Florida NEWS from State Attorney :
http://www.myfloridalegal.com/newsrel.nsf/newsreleases/9F2D49F93748C61385257D1F00703613
You would probably need to get a FOIA suit filed to get that kind of information
I could not get a thing out of the FDIC
Under FOiA request they referred me to the servicer whom
They transferred ” all the files to” ( is that normal don’t they have their own record if what they sold) and then they referred me to their big hitter lawyers.
Not an attorney not legal advice just my experience as pro se litigant.
so….. the London whale trade was investors money and borrowers securitized loan payments gone bad…… real bad and the all the proceeds from the foreclosed on 6 million plus borrower’s securitized loans that were supposedly in “default” are the fictional profits? Could this actually be called “proprietary trading”?

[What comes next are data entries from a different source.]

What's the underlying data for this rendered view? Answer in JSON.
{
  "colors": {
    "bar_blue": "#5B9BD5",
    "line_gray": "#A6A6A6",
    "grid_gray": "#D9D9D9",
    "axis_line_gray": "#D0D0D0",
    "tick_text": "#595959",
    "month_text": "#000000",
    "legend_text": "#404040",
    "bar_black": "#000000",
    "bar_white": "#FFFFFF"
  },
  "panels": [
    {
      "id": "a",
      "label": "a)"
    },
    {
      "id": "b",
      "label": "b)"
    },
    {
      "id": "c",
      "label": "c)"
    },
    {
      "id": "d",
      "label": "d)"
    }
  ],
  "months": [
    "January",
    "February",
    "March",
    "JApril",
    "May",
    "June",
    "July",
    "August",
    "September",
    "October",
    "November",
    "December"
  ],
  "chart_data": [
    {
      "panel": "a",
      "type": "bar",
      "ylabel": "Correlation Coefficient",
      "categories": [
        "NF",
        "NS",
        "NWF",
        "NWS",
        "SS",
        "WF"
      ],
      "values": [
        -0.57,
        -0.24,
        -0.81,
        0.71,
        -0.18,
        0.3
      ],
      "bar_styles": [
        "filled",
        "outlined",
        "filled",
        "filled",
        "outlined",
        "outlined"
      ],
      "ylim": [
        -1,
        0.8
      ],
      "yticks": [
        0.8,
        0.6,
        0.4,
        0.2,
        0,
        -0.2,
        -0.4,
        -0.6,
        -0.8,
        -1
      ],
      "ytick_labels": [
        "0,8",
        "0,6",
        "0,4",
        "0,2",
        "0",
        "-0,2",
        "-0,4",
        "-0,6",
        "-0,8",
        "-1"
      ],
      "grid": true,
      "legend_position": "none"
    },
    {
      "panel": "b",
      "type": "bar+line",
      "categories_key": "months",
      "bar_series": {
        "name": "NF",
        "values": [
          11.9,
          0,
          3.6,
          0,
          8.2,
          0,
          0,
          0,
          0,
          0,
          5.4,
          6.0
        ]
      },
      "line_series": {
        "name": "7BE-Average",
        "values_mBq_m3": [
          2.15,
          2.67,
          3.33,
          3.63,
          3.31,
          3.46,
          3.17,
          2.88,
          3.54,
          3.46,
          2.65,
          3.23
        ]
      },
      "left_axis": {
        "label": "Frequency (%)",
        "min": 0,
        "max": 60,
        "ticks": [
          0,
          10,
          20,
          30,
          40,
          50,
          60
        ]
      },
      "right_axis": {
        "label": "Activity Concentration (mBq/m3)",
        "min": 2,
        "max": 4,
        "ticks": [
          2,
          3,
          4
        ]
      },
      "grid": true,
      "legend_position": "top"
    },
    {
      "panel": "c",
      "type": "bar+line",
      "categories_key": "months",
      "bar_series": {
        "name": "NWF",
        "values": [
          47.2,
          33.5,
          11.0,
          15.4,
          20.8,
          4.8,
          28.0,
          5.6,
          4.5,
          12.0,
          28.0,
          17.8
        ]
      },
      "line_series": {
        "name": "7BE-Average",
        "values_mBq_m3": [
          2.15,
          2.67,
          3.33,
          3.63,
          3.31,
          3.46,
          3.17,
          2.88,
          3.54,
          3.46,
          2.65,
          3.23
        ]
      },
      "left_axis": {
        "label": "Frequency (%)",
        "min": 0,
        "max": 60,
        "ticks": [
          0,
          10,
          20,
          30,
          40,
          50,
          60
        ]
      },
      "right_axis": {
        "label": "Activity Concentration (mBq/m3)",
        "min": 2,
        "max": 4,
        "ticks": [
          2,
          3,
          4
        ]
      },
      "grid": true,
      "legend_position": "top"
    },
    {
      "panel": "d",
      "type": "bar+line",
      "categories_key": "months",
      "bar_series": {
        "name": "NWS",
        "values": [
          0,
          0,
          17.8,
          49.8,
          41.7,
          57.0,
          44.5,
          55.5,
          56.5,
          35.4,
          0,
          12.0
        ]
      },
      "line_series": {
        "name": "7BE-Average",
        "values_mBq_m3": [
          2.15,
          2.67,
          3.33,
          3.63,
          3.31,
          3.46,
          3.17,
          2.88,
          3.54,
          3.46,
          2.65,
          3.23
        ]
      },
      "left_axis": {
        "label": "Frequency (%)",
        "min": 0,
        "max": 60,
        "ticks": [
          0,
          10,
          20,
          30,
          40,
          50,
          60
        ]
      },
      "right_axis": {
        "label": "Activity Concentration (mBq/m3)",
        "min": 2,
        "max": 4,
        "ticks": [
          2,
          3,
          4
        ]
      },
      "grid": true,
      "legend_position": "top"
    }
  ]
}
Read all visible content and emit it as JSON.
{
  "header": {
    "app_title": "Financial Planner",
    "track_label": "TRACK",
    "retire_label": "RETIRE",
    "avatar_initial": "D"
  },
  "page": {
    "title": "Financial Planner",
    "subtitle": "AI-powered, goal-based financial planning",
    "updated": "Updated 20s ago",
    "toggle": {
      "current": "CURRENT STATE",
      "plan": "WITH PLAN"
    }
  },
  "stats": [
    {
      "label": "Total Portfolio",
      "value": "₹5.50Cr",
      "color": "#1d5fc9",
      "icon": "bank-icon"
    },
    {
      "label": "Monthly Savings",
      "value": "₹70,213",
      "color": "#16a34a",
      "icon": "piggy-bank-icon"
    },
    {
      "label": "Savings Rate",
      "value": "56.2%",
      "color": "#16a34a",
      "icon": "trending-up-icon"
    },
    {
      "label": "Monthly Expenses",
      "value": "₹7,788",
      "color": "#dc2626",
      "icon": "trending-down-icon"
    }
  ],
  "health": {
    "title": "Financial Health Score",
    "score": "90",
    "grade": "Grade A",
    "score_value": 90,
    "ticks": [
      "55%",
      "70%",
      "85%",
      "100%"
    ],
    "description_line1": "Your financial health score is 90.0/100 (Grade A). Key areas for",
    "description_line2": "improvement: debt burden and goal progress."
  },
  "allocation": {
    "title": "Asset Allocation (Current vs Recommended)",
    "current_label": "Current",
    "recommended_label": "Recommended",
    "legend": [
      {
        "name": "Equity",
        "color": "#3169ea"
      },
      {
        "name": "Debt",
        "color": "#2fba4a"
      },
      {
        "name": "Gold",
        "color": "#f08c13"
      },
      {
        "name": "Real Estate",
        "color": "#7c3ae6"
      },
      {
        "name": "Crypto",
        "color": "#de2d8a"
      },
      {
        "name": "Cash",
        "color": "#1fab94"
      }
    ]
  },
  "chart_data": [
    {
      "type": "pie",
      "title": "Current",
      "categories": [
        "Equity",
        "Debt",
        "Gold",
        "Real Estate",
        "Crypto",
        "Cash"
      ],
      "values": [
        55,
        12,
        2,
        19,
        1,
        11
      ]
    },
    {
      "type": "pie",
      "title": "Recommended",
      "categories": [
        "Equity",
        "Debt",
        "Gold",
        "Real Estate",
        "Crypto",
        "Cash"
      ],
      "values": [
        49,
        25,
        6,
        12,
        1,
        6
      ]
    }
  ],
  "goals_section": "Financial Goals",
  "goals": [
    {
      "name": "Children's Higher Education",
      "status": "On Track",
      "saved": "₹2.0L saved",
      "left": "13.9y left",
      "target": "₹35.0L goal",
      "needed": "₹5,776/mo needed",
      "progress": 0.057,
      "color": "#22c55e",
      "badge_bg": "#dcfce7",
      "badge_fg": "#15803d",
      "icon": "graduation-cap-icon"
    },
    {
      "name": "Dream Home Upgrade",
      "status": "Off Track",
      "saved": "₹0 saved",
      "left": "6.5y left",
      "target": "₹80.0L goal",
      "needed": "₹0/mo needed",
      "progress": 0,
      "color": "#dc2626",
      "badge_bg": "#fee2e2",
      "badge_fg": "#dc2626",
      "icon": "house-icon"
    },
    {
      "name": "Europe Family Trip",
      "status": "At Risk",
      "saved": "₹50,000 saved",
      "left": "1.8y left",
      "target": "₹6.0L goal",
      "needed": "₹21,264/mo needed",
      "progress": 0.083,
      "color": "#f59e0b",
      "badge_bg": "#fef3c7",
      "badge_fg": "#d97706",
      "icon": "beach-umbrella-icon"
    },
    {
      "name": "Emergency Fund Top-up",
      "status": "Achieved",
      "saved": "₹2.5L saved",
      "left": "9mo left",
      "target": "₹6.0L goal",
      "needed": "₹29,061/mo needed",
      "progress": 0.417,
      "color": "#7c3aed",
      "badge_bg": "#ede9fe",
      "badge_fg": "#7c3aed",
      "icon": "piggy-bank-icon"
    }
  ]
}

Does the Volcker rule apply to servicers? Does anyone know the answer to that?
Neil ,
You formerly worked on Wall Street and I hold a series 7 ,, we both know , and everyone on Wall Street knows how customers are abused … I know traders that have absolutely perfect records in THEIR account … the banks do exactly the same ,, bet both ways , assign the winner to themselves and the losing trade to a client… How do you think Hillary had all those bizarrely uncanny cattle future trades .. it was a payoff engineered in this way.
The trouble is that this is entrenched as “the way they do business” when of course it should be a felony… Who will go against Citi? BAC? WF?